By Dr Thomas Kropmans
Statistical software R is a free open source statistical software development (the R project) and embraced by a wide community of users and developers and funded by the R Foundation. The R Foundation (@_R_Foundation) is a not for profit organization founded by the R Core Team to provide support for the R project.
Since December 2008, Qpercom clients are familiar with hardcoded basic descriptive statistics and downloadable Excel templates in Qpercom’s Advance Assessment Solution. We are very proud of our analysis showing continuous improvements of assessment analysis by clients. We tried in the past few years to catch up with Quality Assurance literature as published in various AMEE Guide No 81 part 1 , part 2 and AMEE Guide No 49. We are concerned that this would not be enough.
The referenced guides are outdated and more and more evidence is produced that Classical Test Theory (CTT) statistics are not enough to provide insight in assessment analysis or big data. Furthermore, many of our clients are performing their own analysis on top of our summary table with Cronbach’s Alpha, examiners comparison or Borderline Regression Analysis. We recently launched ‘Dive into Data’ and ‘Compute your Assessment’ if you want to be trained in these analysis. Moreover, once Qpercom data is downloaded into the Excel templates at the time generously offered for use by Dr. J.A Patterson BSc PhD Honorary Senior Lecturer at the Centre for Medical Education Barts and the London School of Medicine and Dentistry the link with the original data is broken and online analysis don’t match the offline analysis and that worried us.
As Qpercom is considering student access to data as being owner of their assessment outcome plus the legacy ‘old’ and for various clients adjusted ‘Excel templates’, we needed to think about a fully fledged statistical analysis package that could run on Qpercom’s AWS cloud computing solution. Furthermore, local statisticians are all more and more adopting ‘R’ for psychometric within their own institutions.
The idea of Qpercom Analyse is developed with the National University of Singapore embedding Borderline Regression Analysis (Method 1 and 2) into their analysis and wanting to be able to compare the outcome and the amount of students failing while using Fail, Borderline, Pass criteria (1) vs Borderline Fail/Borderline Pass methods (2). As the Excel downloadable templates in Qpercom’s software can only deal with one of the 4 regression options a Request for Change and embedding of R on our AWS Cloud solution was born.
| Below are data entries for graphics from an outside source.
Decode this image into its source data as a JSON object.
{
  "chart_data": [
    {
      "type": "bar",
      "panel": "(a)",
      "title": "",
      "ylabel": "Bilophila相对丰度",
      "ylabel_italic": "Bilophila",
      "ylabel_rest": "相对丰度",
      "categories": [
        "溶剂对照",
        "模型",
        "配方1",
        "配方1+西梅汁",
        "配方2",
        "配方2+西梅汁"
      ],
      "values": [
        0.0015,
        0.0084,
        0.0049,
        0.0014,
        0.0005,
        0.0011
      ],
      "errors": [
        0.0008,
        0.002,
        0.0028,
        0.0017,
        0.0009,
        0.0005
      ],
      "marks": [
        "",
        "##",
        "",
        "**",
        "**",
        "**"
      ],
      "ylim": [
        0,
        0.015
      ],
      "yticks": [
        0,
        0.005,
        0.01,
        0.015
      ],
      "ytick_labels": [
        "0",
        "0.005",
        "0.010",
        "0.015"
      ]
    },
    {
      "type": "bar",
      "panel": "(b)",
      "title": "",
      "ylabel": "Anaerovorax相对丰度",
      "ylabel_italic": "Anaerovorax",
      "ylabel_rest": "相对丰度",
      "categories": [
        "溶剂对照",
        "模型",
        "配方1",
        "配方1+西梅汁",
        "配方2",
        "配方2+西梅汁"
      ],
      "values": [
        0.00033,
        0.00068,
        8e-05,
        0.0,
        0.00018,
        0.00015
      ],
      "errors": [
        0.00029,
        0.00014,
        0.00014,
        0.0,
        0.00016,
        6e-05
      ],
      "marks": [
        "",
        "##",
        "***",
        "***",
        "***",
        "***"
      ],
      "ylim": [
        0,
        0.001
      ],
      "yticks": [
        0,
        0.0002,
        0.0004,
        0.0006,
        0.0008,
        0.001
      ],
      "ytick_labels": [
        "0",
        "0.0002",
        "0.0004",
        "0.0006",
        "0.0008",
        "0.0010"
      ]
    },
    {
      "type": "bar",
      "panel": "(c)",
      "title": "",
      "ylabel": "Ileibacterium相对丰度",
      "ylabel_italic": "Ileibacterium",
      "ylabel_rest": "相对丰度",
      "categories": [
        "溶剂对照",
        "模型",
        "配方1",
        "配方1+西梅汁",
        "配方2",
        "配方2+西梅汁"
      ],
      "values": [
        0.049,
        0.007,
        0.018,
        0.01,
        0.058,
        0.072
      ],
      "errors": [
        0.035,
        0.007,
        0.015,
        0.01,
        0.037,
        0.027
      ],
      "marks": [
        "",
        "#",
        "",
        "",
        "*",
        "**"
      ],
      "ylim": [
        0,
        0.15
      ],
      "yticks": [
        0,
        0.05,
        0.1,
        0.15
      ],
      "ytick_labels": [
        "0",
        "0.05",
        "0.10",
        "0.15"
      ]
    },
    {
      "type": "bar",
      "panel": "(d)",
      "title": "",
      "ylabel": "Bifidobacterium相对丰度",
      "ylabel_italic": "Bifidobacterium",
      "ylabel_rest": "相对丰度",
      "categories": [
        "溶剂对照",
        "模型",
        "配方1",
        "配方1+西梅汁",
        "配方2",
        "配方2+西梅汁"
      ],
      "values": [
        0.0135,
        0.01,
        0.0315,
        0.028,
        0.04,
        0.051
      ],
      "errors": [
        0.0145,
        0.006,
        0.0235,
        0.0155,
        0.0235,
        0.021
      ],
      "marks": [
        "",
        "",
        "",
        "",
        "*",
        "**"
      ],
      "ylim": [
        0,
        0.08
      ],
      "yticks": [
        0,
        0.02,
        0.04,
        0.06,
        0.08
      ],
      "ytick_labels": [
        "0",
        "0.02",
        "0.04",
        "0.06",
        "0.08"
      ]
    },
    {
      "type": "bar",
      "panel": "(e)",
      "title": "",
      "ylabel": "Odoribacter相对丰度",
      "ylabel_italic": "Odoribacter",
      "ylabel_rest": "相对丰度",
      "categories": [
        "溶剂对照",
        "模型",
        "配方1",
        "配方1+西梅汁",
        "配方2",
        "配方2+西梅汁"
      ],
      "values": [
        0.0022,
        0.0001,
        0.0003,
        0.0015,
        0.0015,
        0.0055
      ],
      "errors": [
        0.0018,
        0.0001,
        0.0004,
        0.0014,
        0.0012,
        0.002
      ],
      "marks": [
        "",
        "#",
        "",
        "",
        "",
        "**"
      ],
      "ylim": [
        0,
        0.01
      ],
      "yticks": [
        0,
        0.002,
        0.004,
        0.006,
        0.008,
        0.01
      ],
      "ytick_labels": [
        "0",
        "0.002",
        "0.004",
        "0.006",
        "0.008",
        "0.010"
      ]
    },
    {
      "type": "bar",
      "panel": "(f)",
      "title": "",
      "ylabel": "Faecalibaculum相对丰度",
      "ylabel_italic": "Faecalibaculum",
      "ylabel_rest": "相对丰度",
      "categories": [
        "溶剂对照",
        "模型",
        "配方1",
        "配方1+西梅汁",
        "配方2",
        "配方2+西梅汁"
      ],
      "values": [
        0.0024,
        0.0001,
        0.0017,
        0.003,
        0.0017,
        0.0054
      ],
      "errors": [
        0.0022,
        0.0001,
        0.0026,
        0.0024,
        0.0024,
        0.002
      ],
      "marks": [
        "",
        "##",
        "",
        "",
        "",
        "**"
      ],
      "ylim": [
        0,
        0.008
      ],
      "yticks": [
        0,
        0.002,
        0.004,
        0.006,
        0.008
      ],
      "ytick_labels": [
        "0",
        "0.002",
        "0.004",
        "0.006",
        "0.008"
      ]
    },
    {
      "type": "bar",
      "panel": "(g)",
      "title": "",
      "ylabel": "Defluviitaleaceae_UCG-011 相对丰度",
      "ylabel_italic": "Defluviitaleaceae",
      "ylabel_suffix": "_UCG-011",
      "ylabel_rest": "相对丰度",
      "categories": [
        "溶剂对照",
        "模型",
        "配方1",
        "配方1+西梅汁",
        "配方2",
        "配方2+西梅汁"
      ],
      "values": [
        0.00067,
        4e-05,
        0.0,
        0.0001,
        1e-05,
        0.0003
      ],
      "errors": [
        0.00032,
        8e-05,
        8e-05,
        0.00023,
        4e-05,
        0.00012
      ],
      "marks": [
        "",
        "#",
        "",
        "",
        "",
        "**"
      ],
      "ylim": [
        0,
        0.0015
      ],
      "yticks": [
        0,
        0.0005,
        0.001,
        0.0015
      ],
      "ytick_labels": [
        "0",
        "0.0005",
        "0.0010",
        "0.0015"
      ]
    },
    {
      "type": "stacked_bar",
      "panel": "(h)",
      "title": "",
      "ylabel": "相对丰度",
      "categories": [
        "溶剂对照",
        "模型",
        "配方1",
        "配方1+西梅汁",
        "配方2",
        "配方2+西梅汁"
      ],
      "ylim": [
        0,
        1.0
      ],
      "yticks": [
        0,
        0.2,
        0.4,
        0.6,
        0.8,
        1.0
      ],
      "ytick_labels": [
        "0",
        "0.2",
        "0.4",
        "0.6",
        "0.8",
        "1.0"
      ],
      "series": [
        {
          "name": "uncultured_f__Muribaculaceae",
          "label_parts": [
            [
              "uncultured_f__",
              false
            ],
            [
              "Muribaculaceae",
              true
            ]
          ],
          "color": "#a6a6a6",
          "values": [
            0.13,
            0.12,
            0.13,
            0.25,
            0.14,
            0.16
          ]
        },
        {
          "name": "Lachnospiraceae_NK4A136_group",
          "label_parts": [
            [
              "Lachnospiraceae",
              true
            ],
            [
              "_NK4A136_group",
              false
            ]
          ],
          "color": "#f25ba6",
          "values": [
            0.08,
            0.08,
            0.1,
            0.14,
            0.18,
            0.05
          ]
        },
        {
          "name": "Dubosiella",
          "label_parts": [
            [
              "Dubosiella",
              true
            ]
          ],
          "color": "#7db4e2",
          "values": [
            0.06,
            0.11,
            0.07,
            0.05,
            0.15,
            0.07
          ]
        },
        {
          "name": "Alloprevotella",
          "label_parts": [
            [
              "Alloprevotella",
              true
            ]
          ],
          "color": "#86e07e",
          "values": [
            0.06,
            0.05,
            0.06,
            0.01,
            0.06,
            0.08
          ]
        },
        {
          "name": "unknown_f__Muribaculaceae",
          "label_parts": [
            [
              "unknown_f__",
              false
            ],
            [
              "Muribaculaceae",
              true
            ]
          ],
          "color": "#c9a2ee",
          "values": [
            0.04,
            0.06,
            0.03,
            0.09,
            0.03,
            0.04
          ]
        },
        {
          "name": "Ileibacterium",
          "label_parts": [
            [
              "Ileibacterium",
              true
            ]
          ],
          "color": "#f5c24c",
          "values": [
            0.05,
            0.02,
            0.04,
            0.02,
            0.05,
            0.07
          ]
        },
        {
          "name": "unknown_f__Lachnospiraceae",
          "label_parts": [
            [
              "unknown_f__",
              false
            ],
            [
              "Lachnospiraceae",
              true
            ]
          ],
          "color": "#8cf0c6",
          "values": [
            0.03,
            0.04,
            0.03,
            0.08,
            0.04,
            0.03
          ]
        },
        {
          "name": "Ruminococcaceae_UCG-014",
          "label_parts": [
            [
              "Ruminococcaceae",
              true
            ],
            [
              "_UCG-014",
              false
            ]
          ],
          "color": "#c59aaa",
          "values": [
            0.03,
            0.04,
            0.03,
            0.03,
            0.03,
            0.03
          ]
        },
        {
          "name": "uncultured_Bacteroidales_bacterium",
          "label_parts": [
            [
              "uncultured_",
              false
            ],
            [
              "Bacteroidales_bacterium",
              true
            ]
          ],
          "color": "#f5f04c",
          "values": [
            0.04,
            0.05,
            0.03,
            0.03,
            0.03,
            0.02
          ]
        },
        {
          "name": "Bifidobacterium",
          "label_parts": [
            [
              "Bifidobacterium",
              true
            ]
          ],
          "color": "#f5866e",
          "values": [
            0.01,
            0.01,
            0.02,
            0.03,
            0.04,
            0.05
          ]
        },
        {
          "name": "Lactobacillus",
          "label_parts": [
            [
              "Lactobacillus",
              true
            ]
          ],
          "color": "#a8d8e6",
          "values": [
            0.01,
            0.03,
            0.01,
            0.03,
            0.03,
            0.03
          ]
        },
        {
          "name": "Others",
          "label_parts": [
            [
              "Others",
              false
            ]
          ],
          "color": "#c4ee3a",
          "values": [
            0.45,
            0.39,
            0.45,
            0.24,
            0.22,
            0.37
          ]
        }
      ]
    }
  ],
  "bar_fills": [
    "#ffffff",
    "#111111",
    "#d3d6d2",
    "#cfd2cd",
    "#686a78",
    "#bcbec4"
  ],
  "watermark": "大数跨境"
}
The delivery after all as ‘microservices’ appeared to be quite a challenging story!
Where the analysis in OMIS/Observe were all hard coded and statistical outcome was produced ‘dynamically’ and ‘on the fly’ the initial exam analysis online was very accurate in terms of ‘summary tables’, ‘examiners analyse’, and ‘Borderline Group Analysis’.
Qpercom’s Analyse allows you to merge MCQ’s, EMQ’s from Qpercom Choice with OSCEs from Qpercom Observe or just different OSCEs from different modules or years. Furthermore you can compare outcome while applying various Borderline Regression methods with/without utilizing the Standard Error of Measurement (SEM). Utilizing 1 SEM represents a 68% Confidence Interval (CI) around the Observed score whereas 2 SEM represents a 95% CI.
In the previous versions of Observe (or Choice) assessment analysis was partly hardcoded in the software and results were shown ‘on the fly’.
Where previous analysis was hard coded, we now embed ‘R’ pipelines for various analysis. Due course of the developments on more ‘R’ pipelines leads to fully fledged Quality Assurance guidelines as they are presented in the literature. All types of exams (OSCE and MCQ type) will be included in the software. Moreover, your own statistician will be able to enter his own ‘R’ scripts.
The highly interactive ‘Grid’ from ag-Grid. Watch the ag-Grid video to see it’s full potential.
So, R is a very popular language in academia and finds more and more adopters. Many researchers and scholars use R for experimenting with data science. Many popular books and learning resources on data science use R for statistical analysis as well. Since it is a language preferred by academicians, this creates a large pool of people who have a good working knowledge of R programming. Putting it differently, if many people study R programming in their academic years then this will create a large pool of skilled statisticians who can use this knowledge when they move to the assessment analysis in Medical Education or Volume Recruitment. Thus, leading increased traction towards this language and we choose R to embed into our software to be more flexible and staying ahead of our competitors.